Cristina Azevedo – O Globo – 25 de fevereiro de 2010
RIO - Secretário-geral do Partido Arco Progressista e integrante do Comitê pela Cidadania Inter-racial, Manuel Cuesta acredita que o fato de Orlando Zapata Tamayo ser negro influiu nos maus-tratos e no tratamento médico precário que recebia na prisão. De Havana, ele conta por telefone que a vigilância aos dissidentes aumentou por temor a manifestações, e protesta: "Cuba é o único país da região em que um preso, seja de consciência ou comum, morre por fazer greve de fome."
Como está a situação em Cuba após a morte de Orlando Zapata Tamayo?
MANUEL CUESTA: Alguns amigos tentaram viajar até Holguín, onde a família dele mora, mas foram detidos e forçados a retornar. Outros foram impedidos de sair de casa em províncias como Cárdena. Aqui em Havana, notamos que os dissidentes estão sob vigilância da polícia política.
A mãe de Zapata disse que ele foi torturado na prisão. O que houve com ele?

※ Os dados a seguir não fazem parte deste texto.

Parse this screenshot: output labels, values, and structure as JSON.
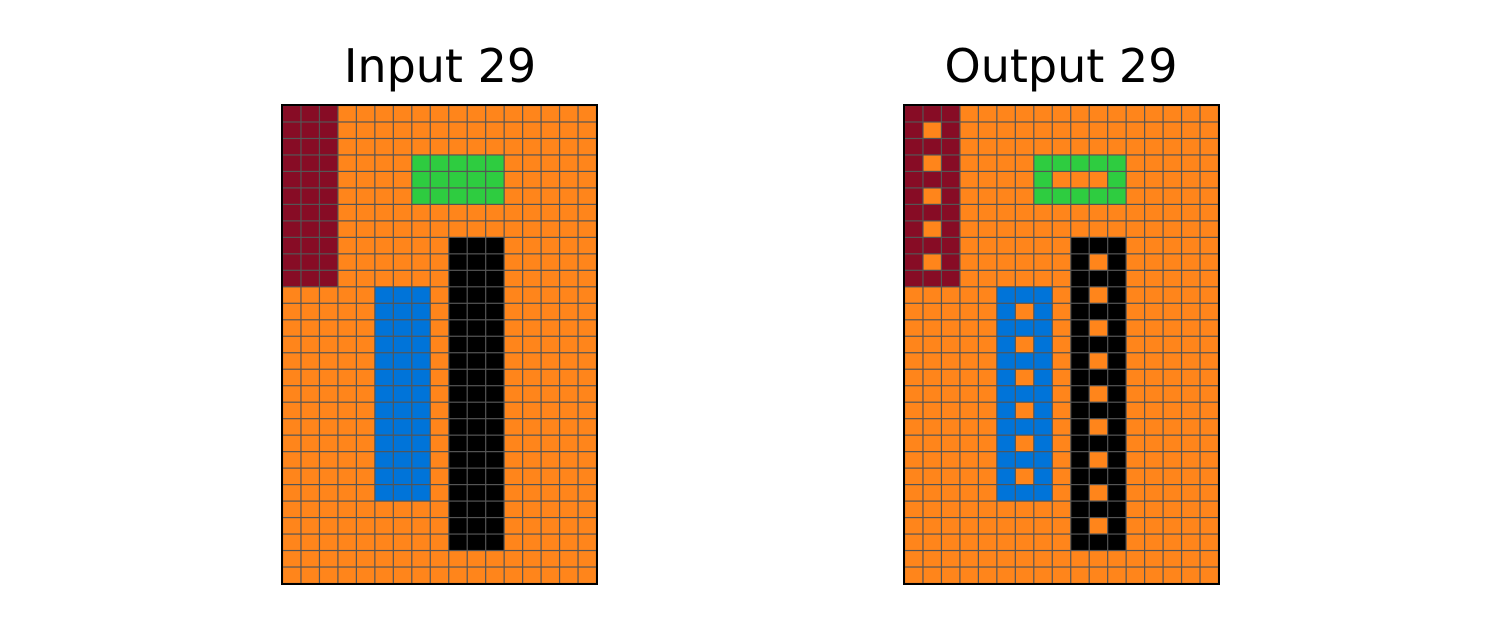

CUESTA: Ele apanhou muito porque era um prisioneiro rebelde. Aqui os presos não podem protestar. Uma vez teve que ser operado devido aos golpes que sofreu no centro carcerário de Holguín. Além disso, enfrentou uma condição muito difícil nas prisões. Um local para 30 pessoas abriga 80, 100. A alimentação está sendo difícil para todos os cubanos, imagine para os presos. Eles não recebem assistência médica adequada. O governo não deixa que organismos internacionais visitem as prisões, e por isso é difícil que as penitenciárias recebam assistência de agências humanitárias. O governo não reconhece os presos políticos. Para ele, são mercenários a serviço dos EUA.

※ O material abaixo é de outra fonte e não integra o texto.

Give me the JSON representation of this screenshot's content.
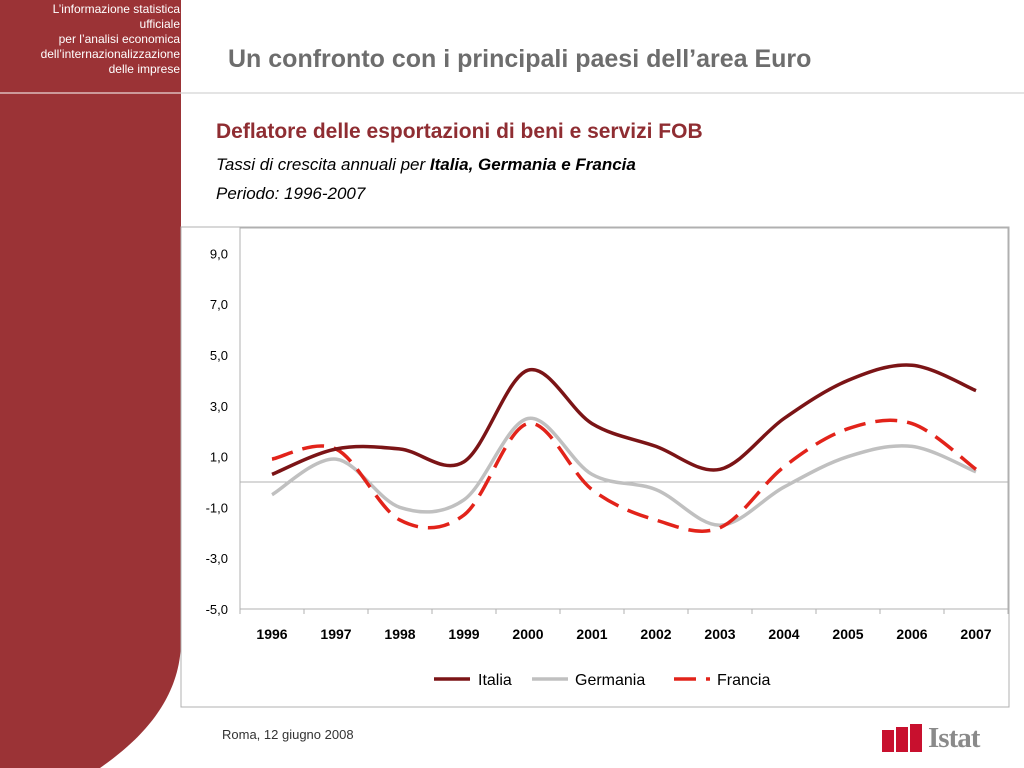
{
  "sidebar": {
    "lines": [
      "L’informazione statistica",
      "ufficiale",
      "per l’analisi economica",
      "dell’internazionalizzazione",
      "delle imprese"
    ]
  },
  "header": {
    "title": "Un confronto con i principali paesi dell’area Euro"
  },
  "chart": {
    "title": "Deflatore delle esportazioni di beni e servizi FOB",
    "subtitle_prefix": "Tassi di crescita annuali per ",
    "subtitle_bold": "Italia, Germania e Francia",
    "period": "Periodo: 1996-2007"
  },
  "footer": {
    "date": "Roma, 12 giugno 2008",
    "logo": "Istat"
  },
  "colors": {
    "brand": "#9b3336",
    "italia": "#7b1416",
    "germania": "#c0c0c0",
    "francia": "#e2231a"
  },
  "chart_data": {
    "type": "line",
    "title": "Deflatore delle esportazioni di beni e servizi FOB",
    "x": [
      "1996",
      "1997",
      "1998",
      "1999",
      "2000",
      "2001",
      "2002",
      "2003",
      "2004",
      "2005",
      "2006",
      "2007"
    ],
    "y_ticks": [
      "9,0",
      "7,0",
      "5,0",
      "3,0",
      "1,0",
      "-1,0",
      "-3,0",
      "-5,0"
    ],
    "ylim": [
      -5,
      10
    ],
    "grid": false,
    "legend": "bottom",
    "series": [
      {
        "name": "Italia",
        "values": [
          0.3,
          1.3,
          1.3,
          0.8,
          4.4,
          2.3,
          1.4,
          0.5,
          2.5,
          4.0,
          4.6,
          3.6
        ],
        "style": "solid",
        "color": "#7b1416"
      },
      {
        "name": "Germania",
        "values": [
          -0.5,
          0.9,
          -1.0,
          -0.7,
          2.5,
          0.3,
          -0.3,
          -1.7,
          -0.2,
          1.0,
          1.4,
          0.4
        ],
        "style": "solid",
        "color": "#c0c0c0"
      },
      {
        "name": "Francia",
        "values": [
          0.9,
          1.3,
          -1.5,
          -1.3,
          2.3,
          -0.3,
          -1.5,
          -1.8,
          0.6,
          2.1,
          2.3,
          0.5
        ],
        "style": "dashed",
        "color": "#e2231a"
      }
    ]
  }
}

Como vê a declaração de Raúl Castro?
CUESTA: Raúl Castro lamentou a morte de Zapata, mas a classificou como o resultado do conflito com os Estados Unidos. Nós, cubanos que temos opiniões diferentes, estamos na zona de perigo. Lula deveria ter protestado. Estamos falando de valores universais, que o governo Lula defende muito bem. Essa é uma boa ocasião para se manifestar publicamente contra o governo cubano, sobretudo pela importância que isso tem para a América Latina. Cuba é o único país da região em que um preso, seja de consciência ou comum, morre por fazer greve de fome, ao pedir melhores condições. Num momento em que a América Latina discute a sua unidade, deveria se preocupar para evitar que situações como essa cheguem a extremos. Se ainda havia alguma dúvida de que a luta por direitos humanos em Cuba era legítima, essa dúvida não existe mais.
O fato de Zapata ser negro teve alguma relação com os maus-tratos sofridos na prisão?
CUESTA: Evidentemente. Um intelectual já disse que os negros em Cuba sofrem a dor e a sobredor. Historicamente, em Cuba, quando negros e mestiços protestam, são mais reprimidos. A raça vai marcá-los. Deveria ser o contrário, mas não é. O que aconteceu com Zapata, acontece com outros. Se ele tivesse um foco maior interno e internacional, sua morte poderia ter sido evitada.